Catherine Scholler

4- Petite soeur


Chacun des opéras de Mozart explore une partie de la gamme des sentiments amoureux. Dans les nozze, il est question de marivaudage, de tromperie, de jalousie (et de vanité : jaloux par orgueil, dit la comtesse), dans Don Giovanni, on nous parle d’amour charnel. Dans Cosi, il est question de tactiques de séduction, d’attirance réciproque, de coup de foudre (et encore de vanité !).
Il est symptomatique que chacune de ces facettes de l’amour se termine plus ou moins mal : à la fin des nozze, personne n’est guéri, il ne s’agit que d’une petite accalmie, et le comte retournera vite à ses habitudes, l’amour purement physique (celui de Don Giovanni, mais également celui d’Elvira) est sévèrement puni, et dans Cosi, au moins Fiordiligi, probablement Ferrando, et peut être Guglielmo et Dorabella voient leurs amours définitivement brisées.
A ce propos, il n’a toujours pas été répondu à la question : « finalement, qui aime qui ? »
Considérons les duos de tentation du 2ème acte. Le duo Dorabella/Guglielmo (il cor vi dono) est toute sensualité, et même s’il a quelquefois des résonances équivoques quant aux sentiments des personnages, on sent qu’il ne peut s’agir que d’un petit coup de folie, vite passé, vite oublié, une belle aventure à se raconter pendant ses vieux jours.
L’esprit du duo Ferrando/Fiordiligi (ed intanto…volgi a me) est tout autre. Pourtant, le texte n’est guère différent de celui de n’importe quel autre duo d’opéra. Et c’est là que le génie de Mozart éclate, car il va aller au-delà de ce que Da Ponte nous dit avec les mots. Mozart à cet endroit, enrichit le livret uniquement par la suggestion de la musique, et ce qui était mensonge devient sincérité. Comment ne pas être transporté par la ferveur de cette musique, qui elle seule, à cet instant, ne ment pas.
Elle seule ? Ferrando, au moins, ne peut pas être entièrement sincère. N’oublions pas que ses amis sont cachés et l’observent, et ça, il ne peut pas l’avoir oublié ! Alors ? Alors il est submergé par la passion, emporté, pris à son propre jeu. Et tout ça finit très mal.
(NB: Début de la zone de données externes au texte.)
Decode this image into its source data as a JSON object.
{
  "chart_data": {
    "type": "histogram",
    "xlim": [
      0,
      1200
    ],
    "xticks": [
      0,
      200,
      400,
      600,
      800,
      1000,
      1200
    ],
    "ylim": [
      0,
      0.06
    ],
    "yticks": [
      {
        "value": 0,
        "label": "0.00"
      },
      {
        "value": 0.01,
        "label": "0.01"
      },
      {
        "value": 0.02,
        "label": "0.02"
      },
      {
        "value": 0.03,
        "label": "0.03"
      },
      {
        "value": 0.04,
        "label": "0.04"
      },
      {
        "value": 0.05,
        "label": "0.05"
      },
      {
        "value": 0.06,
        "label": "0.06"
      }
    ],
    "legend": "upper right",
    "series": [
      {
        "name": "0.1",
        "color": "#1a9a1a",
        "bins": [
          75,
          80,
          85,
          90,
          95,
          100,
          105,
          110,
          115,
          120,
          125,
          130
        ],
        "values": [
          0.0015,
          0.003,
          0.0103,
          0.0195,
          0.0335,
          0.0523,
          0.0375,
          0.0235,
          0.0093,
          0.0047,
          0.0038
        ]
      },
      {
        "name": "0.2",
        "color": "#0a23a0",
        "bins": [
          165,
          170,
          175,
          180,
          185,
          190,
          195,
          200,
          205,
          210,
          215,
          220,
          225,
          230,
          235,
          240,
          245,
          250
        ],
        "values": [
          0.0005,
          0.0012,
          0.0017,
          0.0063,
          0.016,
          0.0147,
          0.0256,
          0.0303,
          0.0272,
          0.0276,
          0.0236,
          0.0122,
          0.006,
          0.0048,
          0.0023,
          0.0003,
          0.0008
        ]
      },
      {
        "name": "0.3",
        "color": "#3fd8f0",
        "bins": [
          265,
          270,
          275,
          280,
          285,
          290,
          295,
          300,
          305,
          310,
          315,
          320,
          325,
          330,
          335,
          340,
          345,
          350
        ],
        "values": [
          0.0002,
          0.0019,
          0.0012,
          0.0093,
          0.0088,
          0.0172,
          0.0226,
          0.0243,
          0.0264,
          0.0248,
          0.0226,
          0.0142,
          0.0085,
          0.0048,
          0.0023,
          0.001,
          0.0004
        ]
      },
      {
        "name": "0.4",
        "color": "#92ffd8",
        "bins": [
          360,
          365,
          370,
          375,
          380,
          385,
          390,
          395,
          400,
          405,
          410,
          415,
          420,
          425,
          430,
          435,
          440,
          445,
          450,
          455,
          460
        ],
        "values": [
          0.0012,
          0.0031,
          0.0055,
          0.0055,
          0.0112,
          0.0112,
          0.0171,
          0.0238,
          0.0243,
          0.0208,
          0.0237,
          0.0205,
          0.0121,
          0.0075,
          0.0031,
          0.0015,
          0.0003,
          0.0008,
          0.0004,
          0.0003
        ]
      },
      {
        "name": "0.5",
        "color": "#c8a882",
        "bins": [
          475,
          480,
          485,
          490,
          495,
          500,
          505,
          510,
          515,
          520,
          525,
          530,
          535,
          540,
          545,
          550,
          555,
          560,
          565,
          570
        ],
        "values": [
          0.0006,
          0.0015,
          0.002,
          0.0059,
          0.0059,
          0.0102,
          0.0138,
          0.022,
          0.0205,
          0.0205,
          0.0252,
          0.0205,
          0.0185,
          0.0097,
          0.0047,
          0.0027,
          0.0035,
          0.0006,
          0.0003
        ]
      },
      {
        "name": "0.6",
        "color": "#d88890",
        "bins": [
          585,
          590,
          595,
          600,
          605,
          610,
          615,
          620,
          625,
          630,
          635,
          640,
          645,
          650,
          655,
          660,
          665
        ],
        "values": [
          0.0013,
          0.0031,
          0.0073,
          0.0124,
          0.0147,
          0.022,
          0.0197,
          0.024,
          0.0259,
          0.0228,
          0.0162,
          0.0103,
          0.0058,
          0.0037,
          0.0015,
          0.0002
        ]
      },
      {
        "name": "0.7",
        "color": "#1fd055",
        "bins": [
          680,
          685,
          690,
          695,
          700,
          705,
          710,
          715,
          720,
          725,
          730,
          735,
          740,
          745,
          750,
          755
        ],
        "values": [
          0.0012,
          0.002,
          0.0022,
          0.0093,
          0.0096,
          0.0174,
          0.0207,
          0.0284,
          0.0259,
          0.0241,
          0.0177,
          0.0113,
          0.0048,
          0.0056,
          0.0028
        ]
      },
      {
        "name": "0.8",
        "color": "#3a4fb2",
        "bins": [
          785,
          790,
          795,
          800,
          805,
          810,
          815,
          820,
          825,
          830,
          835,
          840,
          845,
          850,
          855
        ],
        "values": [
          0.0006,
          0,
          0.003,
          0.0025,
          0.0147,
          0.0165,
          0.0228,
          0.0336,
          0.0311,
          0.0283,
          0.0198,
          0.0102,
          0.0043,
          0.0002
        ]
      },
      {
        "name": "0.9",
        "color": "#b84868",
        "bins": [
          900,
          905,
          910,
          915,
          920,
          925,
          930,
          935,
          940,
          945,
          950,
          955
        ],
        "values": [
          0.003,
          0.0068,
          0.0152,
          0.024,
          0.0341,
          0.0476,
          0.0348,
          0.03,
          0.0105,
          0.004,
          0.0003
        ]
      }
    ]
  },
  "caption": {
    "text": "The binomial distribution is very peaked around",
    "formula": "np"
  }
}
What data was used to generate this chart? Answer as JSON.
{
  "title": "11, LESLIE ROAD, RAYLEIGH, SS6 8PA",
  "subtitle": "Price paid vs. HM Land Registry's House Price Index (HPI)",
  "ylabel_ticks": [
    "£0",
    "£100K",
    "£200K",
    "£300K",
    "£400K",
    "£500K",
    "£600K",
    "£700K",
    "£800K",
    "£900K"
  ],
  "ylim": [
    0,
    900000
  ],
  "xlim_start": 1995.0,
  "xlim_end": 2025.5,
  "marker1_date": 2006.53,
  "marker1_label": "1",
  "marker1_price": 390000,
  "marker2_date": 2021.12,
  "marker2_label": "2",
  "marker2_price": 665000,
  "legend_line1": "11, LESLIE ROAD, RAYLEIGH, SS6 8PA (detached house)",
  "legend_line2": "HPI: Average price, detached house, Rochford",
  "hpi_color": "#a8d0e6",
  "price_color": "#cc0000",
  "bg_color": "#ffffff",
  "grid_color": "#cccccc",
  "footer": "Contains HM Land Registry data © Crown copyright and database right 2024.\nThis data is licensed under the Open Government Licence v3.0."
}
On peut supposer que dans l’esprit de Mozart, la passion, ou plutôt la transe passionnelle dans laquelle se rejoignent Fiordiligi et Ferrando ne peut pas être l’amour vrai, car il est brisé. Et ce ne peut pas être l’amour vrai non plus, car il repose sur le mensonge. Un amour ne vaut rien sans loyauté réciproque.
Mais alors, si ni le marivaudage et la tendresse des nozze, ni le sexe dans Don Giovanni, ni la passion de Cosi ne sont l’amour vrai, cela veut-il dire que l’amour n’existe pas ?
Si ! dans son dernier ouvrage, Mozart nous dévoile enfin la clé de l’amour idéal, qui est l’élévation commune, et dont le chemin nous est montré par la dernière petite sœur de Fiordiligi, Pamina.